In 1930, Hapoel Hatzair (founded by A. D. Gordon in 1905) and Ahdut HaAvoda joined forces to create Mapai, the more right-wing Zionist labor party (it was still a left-wing organization, but not as far left as other factions) under Ben-Gurion's leadership. In the 1940s the left-wing of Mapai broke away to form Mapam. Labor Zionism became the dominant tendency in the World Zionist Organization and in 1935 Ben-Gurion became chairman of the executive committee of the Jewish Agency, a role he kept until the creation of the state of Israel in 1948.
Ben-Gurion believed that the sparsely populated and barren Negev desert offered a great opportunity for the Jews to settle in Palestine with minimal obstruction of the Arab population, and set a personal example by settling in kibbutz Sde Boker at the centre of the Negev.

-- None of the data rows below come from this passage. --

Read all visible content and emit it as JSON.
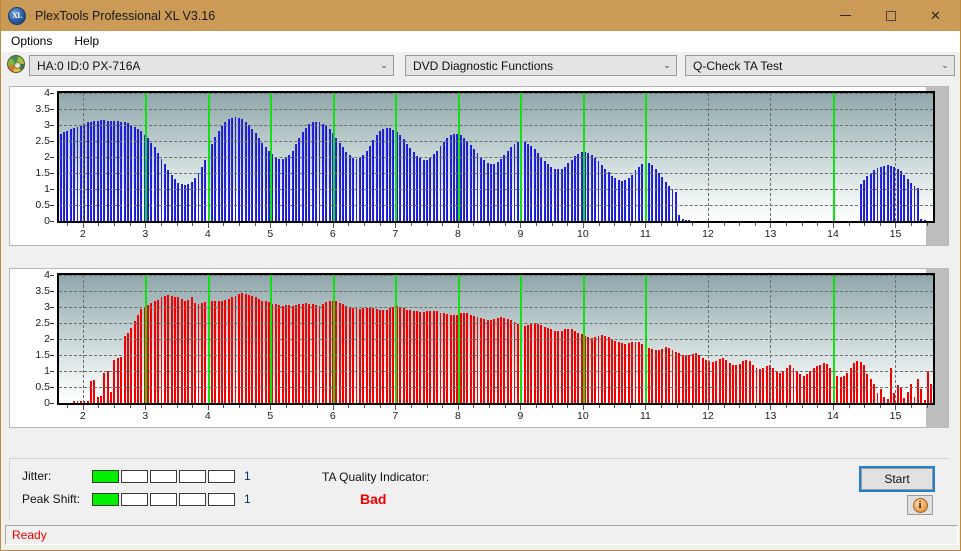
{
  "window": {
    "title": "PlexTools Professional XL V3.16",
    "app_icon": "xl-app-icon",
    "minimize_label": "—",
    "maximize_label": "□",
    "close_label": "✕"
  },
  "menu": {
    "items": [
      {
        "label": "Options"
      },
      {
        "label": "Help"
      }
    ]
  },
  "toolbar": {
    "drive_icon": "disc-icon",
    "drive": {
      "value": "HA:0 ID:0  PX-716A",
      "chevron": "⌄"
    },
    "function": {
      "value": "DVD Diagnostic Functions",
      "chevron": "⌄"
    },
    "test": {
      "value": "Q-Check TA Test",
      "chevron": "⌄"
    }
  },
  "bottom": {
    "jitter_label": "Jitter:",
    "jitter_value": "1",
    "jitter_filled": 1,
    "jitter_segments": 5,
    "peak_shift_label": "Peak Shift:",
    "peak_shift_value": "1",
    "peak_shift_filled": 1,
    "peak_shift_segments": 5,
    "ta_quality_label": "TA Quality Indicator:",
    "ta_quality_value": "Bad",
    "ta_quality_color": "#ee0000",
    "start_label": "Start",
    "info_label": "i",
    "meter_on_color": "#00f000"
  },
  "statusbar": {
    "text": "Ready",
    "color": "#ee0000"
  },
  "chart_data": [
    {
      "id": "jitter-chart",
      "type": "bar",
      "title": "",
      "xlabel": "",
      "ylabel": "",
      "color": "#2020e0",
      "ylim": [
        0,
        4
      ],
      "yticks": [
        0,
        0.5,
        1,
        1.5,
        2,
        2.5,
        3,
        3.5,
        4
      ],
      "ytick_labels": [
        "0",
        "0.5",
        "1",
        "1.5",
        "2",
        "2.5",
        "3",
        "3.5",
        "4"
      ],
      "xlim": [
        1.62,
        15.6
      ],
      "xticks": [
        2,
        3,
        4,
        5,
        6,
        7,
        8,
        9,
        10,
        11,
        12,
        13,
        14,
        15
      ],
      "xtick_labels": [
        "2",
        "3",
        "4",
        "5",
        "6",
        "7",
        "8",
        "9",
        "10",
        "11",
        "12",
        "13",
        "14",
        "15"
      ],
      "grid": true,
      "green_gridlines": [
        3,
        4,
        5,
        6,
        7,
        8,
        9,
        10,
        11,
        14
      ],
      "values": [
        2.72,
        2.78,
        2.82,
        2.86,
        2.9,
        2.95,
        3.0,
        3.04,
        3.08,
        3.1,
        3.13,
        3.14,
        3.15,
        3.15,
        3.14,
        3.13,
        3.12,
        3.11,
        3.1,
        3.08,
        3.05,
        3.0,
        2.95,
        2.88,
        2.8,
        2.7,
        2.58,
        2.45,
        2.3,
        2.12,
        1.95,
        1.78,
        1.6,
        1.45,
        1.3,
        1.2,
        1.15,
        1.12,
        1.15,
        1.22,
        1.35,
        1.5,
        1.7,
        1.92,
        2.15,
        2.4,
        2.62,
        2.82,
        2.98,
        3.1,
        3.18,
        3.22,
        3.24,
        3.22,
        3.18,
        3.1,
        3.0,
        2.88,
        2.74,
        2.6,
        2.45,
        2.3,
        2.18,
        2.08,
        2.0,
        1.95,
        1.94,
        1.96,
        2.05,
        2.2,
        2.4,
        2.6,
        2.78,
        2.92,
        3.02,
        3.08,
        3.1,
        3.08,
        3.03,
        2.96,
        2.86,
        2.74,
        2.6,
        2.45,
        2.3,
        2.16,
        2.05,
        1.98,
        1.95,
        1.98,
        2.06,
        2.18,
        2.35,
        2.52,
        2.68,
        2.8,
        2.88,
        2.92,
        2.9,
        2.85,
        2.78,
        2.68,
        2.56,
        2.42,
        2.28,
        2.15,
        2.04,
        1.96,
        1.92,
        1.92,
        1.98,
        2.08,
        2.2,
        2.35,
        2.48,
        2.6,
        2.68,
        2.72,
        2.72,
        2.68,
        2.6,
        2.5,
        2.38,
        2.25,
        2.12,
        2.0,
        1.9,
        1.82,
        1.78,
        1.78,
        1.84,
        1.94,
        2.06,
        2.2,
        2.32,
        2.42,
        2.48,
        2.5,
        2.48,
        2.42,
        2.34,
        2.24,
        2.12,
        2.0,
        1.88,
        1.78,
        1.7,
        1.64,
        1.62,
        1.64,
        1.7,
        1.8,
        1.92,
        2.02,
        2.1,
        2.15,
        2.16,
        2.13,
        2.07,
        1.98,
        1.88,
        1.76,
        1.64,
        1.52,
        1.42,
        1.34,
        1.28,
        1.26,
        1.28,
        1.34,
        1.45,
        1.58,
        1.7,
        1.78,
        1.82,
        1.8,
        1.74,
        1.64,
        1.5,
        1.36,
        1.22,
        1.1,
        1.0,
        0.92,
        0.2,
        0.05,
        0.02,
        0.01,
        0.0,
        0.0,
        0.0,
        0.0,
        0.0,
        0.0,
        0.0,
        0.0,
        0.0,
        0.0,
        0.0,
        0.0,
        0.0,
        0.0,
        0.0,
        0.0,
        0.0,
        0.0,
        0.0,
        0.0,
        0.0,
        0.0,
        0.0,
        0.0,
        0.0,
        0.0,
        0.0,
        0.0,
        0.0,
        0.0,
        0.0,
        0.0,
        0.0,
        0.0,
        0.0,
        0.0,
        0.0,
        0.0,
        0.0,
        0.0,
        0.0,
        0.0,
        0.0,
        0.0,
        0.0,
        0.0,
        0.0,
        0.0,
        0.0,
        0.0,
        1.15,
        1.28,
        1.4,
        1.5,
        1.58,
        1.65,
        1.7,
        1.73,
        1.74,
        1.73,
        1.7,
        1.64,
        1.56,
        1.45,
        1.32,
        1.2,
        1.1,
        1.02,
        0.06,
        0.02,
        0.0,
        0.0
      ]
    },
    {
      "id": "peak-shift-chart",
      "type": "bar",
      "title": "",
      "xlabel": "",
      "ylabel": "",
      "color": "#f50000",
      "ylim": [
        0,
        4
      ],
      "yticks": [
        0,
        0.5,
        1,
        1.5,
        2,
        2.5,
        3,
        3.5,
        4
      ],
      "ytick_labels": [
        "0",
        "0.5",
        "1",
        "1.5",
        "2",
        "2.5",
        "3",
        "3.5",
        "4"
      ],
      "xlim": [
        1.62,
        15.6
      ],
      "xticks": [
        2,
        3,
        4,
        5,
        6,
        7,
        8,
        9,
        10,
        11,
        12,
        13,
        14,
        15
      ],
      "xtick_labels": [
        "2",
        "3",
        "4",
        "5",
        "6",
        "7",
        "8",
        "9",
        "10",
        "11",
        "12",
        "13",
        "14",
        "15"
      ],
      "grid": true,
      "green_gridlines": [
        3,
        4,
        5,
        6,
        7,
        8,
        9,
        10,
        11,
        14
      ],
      "values": [
        0.0,
        0.0,
        0.0,
        0.0,
        0.06,
        0.07,
        0.06,
        0.07,
        0.06,
        0.7,
        0.72,
        0.2,
        0.22,
        0.95,
        1.0,
        0.35,
        1.35,
        1.4,
        1.45,
        2.1,
        2.2,
        2.35,
        2.55,
        2.75,
        2.95,
        3.0,
        3.05,
        3.12,
        3.18,
        3.22,
        3.3,
        3.35,
        3.38,
        3.34,
        3.3,
        3.3,
        3.25,
        3.2,
        3.22,
        3.3,
        3.12,
        3.1,
        3.12,
        3.15,
        3.18,
        3.2,
        3.2,
        3.18,
        3.2,
        3.22,
        3.25,
        3.3,
        3.35,
        3.4,
        3.45,
        3.42,
        3.38,
        3.34,
        3.3,
        3.25,
        3.2,
        3.18,
        3.15,
        3.1,
        3.08,
        3.05,
        3.04,
        3.06,
        3.06,
        3.04,
        3.05,
        3.08,
        3.1,
        3.12,
        3.1,
        3.08,
        3.05,
        3.04,
        3.08,
        3.15,
        3.18,
        3.2,
        3.18,
        3.12,
        3.08,
        3.04,
        3.0,
        2.98,
        2.96,
        2.95,
        2.96,
        2.98,
        3.0,
        2.98,
        2.95,
        2.92,
        2.9,
        2.92,
        2.98,
        3.0,
        3.02,
        3.0,
        2.96,
        2.92,
        2.9,
        2.88,
        2.86,
        2.85,
        2.85,
        2.86,
        2.88,
        2.88,
        2.86,
        2.82,
        2.8,
        2.78,
        2.76,
        2.74,
        2.76,
        2.8,
        2.82,
        2.8,
        2.76,
        2.72,
        2.7,
        2.66,
        2.62,
        2.6,
        2.6,
        2.62,
        2.66,
        2.68,
        2.66,
        2.62,
        2.58,
        2.52,
        2.48,
        2.44,
        2.42,
        2.44,
        2.48,
        2.5,
        2.48,
        2.44,
        2.38,
        2.34,
        2.3,
        2.26,
        2.24,
        2.26,
        2.3,
        2.32,
        2.3,
        2.26,
        2.2,
        2.15,
        2.1,
        2.06,
        2.04,
        2.06,
        2.1,
        2.12,
        2.1,
        2.06,
        2.0,
        1.95,
        1.9,
        1.86,
        1.84,
        1.86,
        1.9,
        1.92,
        1.9,
        1.84,
        1.78,
        1.72,
        1.68,
        1.65,
        1.66,
        1.7,
        1.74,
        1.72,
        1.66,
        1.6,
        1.55,
        1.5,
        1.48,
        1.5,
        1.54,
        1.56,
        1.5,
        1.42,
        1.35,
        1.3,
        1.28,
        1.32,
        1.38,
        1.4,
        1.34,
        1.26,
        1.2,
        1.18,
        1.22,
        1.3,
        1.35,
        1.3,
        1.2,
        1.1,
        1.05,
        1.08,
        1.15,
        1.2,
        1.1,
        1.0,
        0.95,
        1.0,
        1.1,
        1.18,
        1.1,
        1.0,
        0.9,
        0.85,
        0.9,
        1.0,
        1.1,
        1.15,
        1.2,
        1.25,
        1.22,
        1.1,
        0.95,
        0.85,
        0.8,
        0.85,
        0.95,
        1.1,
        1.25,
        1.3,
        1.28,
        1.2,
        0.9,
        0.75,
        0.6,
        0.3,
        0.45,
        0.2,
        0.12,
        1.1,
        0.3,
        0.55,
        0.5,
        0.15,
        0.35,
        0.6,
        0.2,
        0.75,
        0.45,
        0.1,
        1.0,
        0.6
      ]
    }
  ]
}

During the 1936–1939 Arab revolt in Palestine, Ben-Gurion instigated a policy of restraint ("Havlagah") in which the Haganah and other Jewish groups did not retaliate for Arab attacks against Jewish civilians, concentrating only on self-defense. In 1937, the Peel Commission recommended partitioning Palestine into Jewish and Arab areas and Ben-Gurion supported this policy. This led to conflict with Ze'ev Jabotinsky who opposed partition and as a result Jabotinsky's supporters split with the Haganah and abandoned Havlagah.
The Ben-Gurion House, where he lived from 1931 on, and for part of each year after 1953, is now a museum in Tel Aviv.